Una release che rimette Carpenter al centro delle discussioni più importanti sull’intersezione tra musica e cinematografia: la sua influenza sull’arte del creare colonne sonore nel modo più personale, suggestivo e tagliente possibile è semplicemente fondamentale.

La reazione di pubblico e critica all’uscita di Lost Themes che, per la prima volta, si basa su materiale mai utilizzato nei suoi film è infatti eccezionale e da Vanity Fair a Rolling Stone, dal Wall Street Journal al Los Angeles Times, dal Guardian al New York Times fioccano articoli entusiastici e copertine dedicate al Maestro.

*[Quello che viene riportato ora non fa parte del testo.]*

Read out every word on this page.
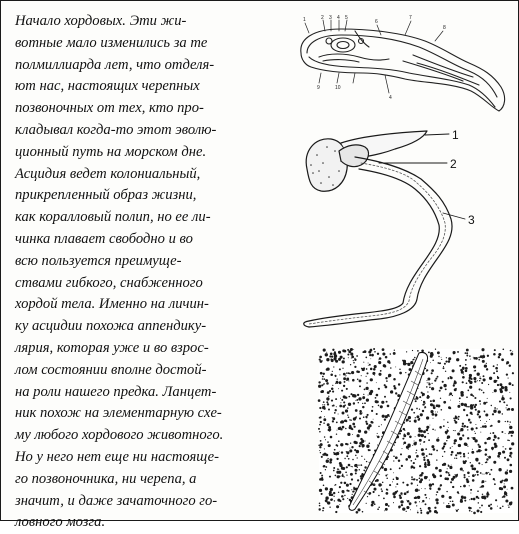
Начало хордовых. Эти жи-
вотные мало изменились за те
полмиллиарда лет, что отделя-
ют нас, настоящих черепных
позвоночных от тех, кто про-
кладывал когда-то этот эволю-
ционный путь на морском дне.
Асцидия ведет колониальный,
прикрепленный образ жизни,
как коралловый полип, но ее ли-
чинка плавает свободно и во
всю пользуется преимуще-
ствами гибкого, снабженного
хордой тела. Именно на личин-
ку асцидии похожа аппендику-
лярия, которая уже и во взрос-
лом состоянии вполне достой-
на роли нашего предка. Ланцет-
ник похож на элементарную схе-
му любого хордового животного.
Но у него нет еще ни настояще-
го позвоночника, ни черепа, а
значит, и даже зачаточного го-
ловного мозга.
1	2 3 4 5
6
7
8
9	10
4
1
2
3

E’ un successo di vendite oltre ogni aspettativa (fra i primi 200 album venduti sia nelle classifiche americane che in quelle inglesi), e “The Lost Themes” diventa una delle release di maggior successo nella storia ormai quasi decennale della label Sacred Bones.

Un successo così impetuoso da costringere John Carpenter ad un passo inizialmente inaspettato (e mai prima sperimentato): suonare la sua musica dal vivo.

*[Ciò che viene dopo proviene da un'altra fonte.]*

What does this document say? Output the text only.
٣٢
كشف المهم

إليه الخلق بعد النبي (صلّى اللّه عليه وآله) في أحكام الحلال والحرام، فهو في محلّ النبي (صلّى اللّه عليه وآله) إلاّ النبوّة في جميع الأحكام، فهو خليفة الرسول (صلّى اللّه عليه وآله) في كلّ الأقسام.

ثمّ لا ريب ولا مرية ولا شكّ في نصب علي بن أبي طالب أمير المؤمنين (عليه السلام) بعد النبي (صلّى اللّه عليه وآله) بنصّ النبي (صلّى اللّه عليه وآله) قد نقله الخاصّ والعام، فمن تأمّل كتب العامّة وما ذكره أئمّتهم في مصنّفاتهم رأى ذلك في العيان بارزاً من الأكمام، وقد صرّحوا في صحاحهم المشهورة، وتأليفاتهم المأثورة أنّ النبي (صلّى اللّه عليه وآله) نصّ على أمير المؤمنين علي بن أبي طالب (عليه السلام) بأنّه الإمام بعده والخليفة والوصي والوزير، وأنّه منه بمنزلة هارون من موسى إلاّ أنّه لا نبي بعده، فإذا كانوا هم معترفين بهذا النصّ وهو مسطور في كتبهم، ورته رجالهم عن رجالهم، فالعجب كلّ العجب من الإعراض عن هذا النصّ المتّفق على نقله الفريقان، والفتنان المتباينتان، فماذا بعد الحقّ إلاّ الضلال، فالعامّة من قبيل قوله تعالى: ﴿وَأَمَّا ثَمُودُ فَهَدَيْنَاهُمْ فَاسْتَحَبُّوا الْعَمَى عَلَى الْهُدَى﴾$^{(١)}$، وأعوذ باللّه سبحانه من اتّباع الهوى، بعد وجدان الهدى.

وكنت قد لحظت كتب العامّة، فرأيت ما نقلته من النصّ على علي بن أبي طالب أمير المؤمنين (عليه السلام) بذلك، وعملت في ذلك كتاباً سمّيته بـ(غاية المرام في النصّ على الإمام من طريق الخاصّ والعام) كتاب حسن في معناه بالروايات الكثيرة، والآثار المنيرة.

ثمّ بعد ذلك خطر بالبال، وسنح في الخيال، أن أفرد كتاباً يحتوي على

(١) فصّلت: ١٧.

Ecco che quindi il 2016 diventa l’anno non solo dell’uscita imminente (15 aprile) di “Lost Themes II” (ovvero un sequel, in pieno spirito carpenteriano!), album costruito come il suo predecessore con l’aiuto sia del figlio Cody Carpenter che del figlioccio Daniel Davies, ma anche dell’esordio dal vivo PER LA PRIMA VOLTA AL MONDO.

Figura tra gli headliners del PRIMAVERA SOUND di Barcellona Festival, ATP Islanda, ALBERT HALL a Manchester, citato ed omaggiato dal regista  Tarantino nel suo ultimo film THE HATEFUL EIGHT, per “Lost Themes II”, rispetto al predecessore, i tre autori hanno potuto finalmente lavorare insieme e nella stessa città, anche se dovendo comprimere i tempi all’inverosimile per i rispettivi impegni – una situazione per certi versi paragonabile agli esordi di John Carpenter come regista, con film (diventati poi assoluti classici) girati nel minor tempo possibile per riuscire a stare dentro ai bassi budget produttivi a disposizione.

Il risultato è un lavoro ancora più coeso e compatto ma al tempo stesso dallo spettro sonoro più ampio: ad esempio più chitarre, acustiche ed elettriche, ad interpolarsi in mezzo alle inconfondibili trame di synth di Carpenter, o anche linee ritmiche più espressive e dinamiche.
Materiale pronto ad essere reinterpretato dal vivo su un palco, mettendo però ovviamente in scaletta anche i momenti migliori di “Lost Themes” così come un’affilata ed accurata selezione delle immagini dei suoi film e le colonne sonore più famose, come ad esempio il noto tema della saga di “Halloween“, “1997: Fuga da New York” e “Grosso guaio a Chinatown“.

Lunga vita all’ ”Horror Master” – ora più che mai!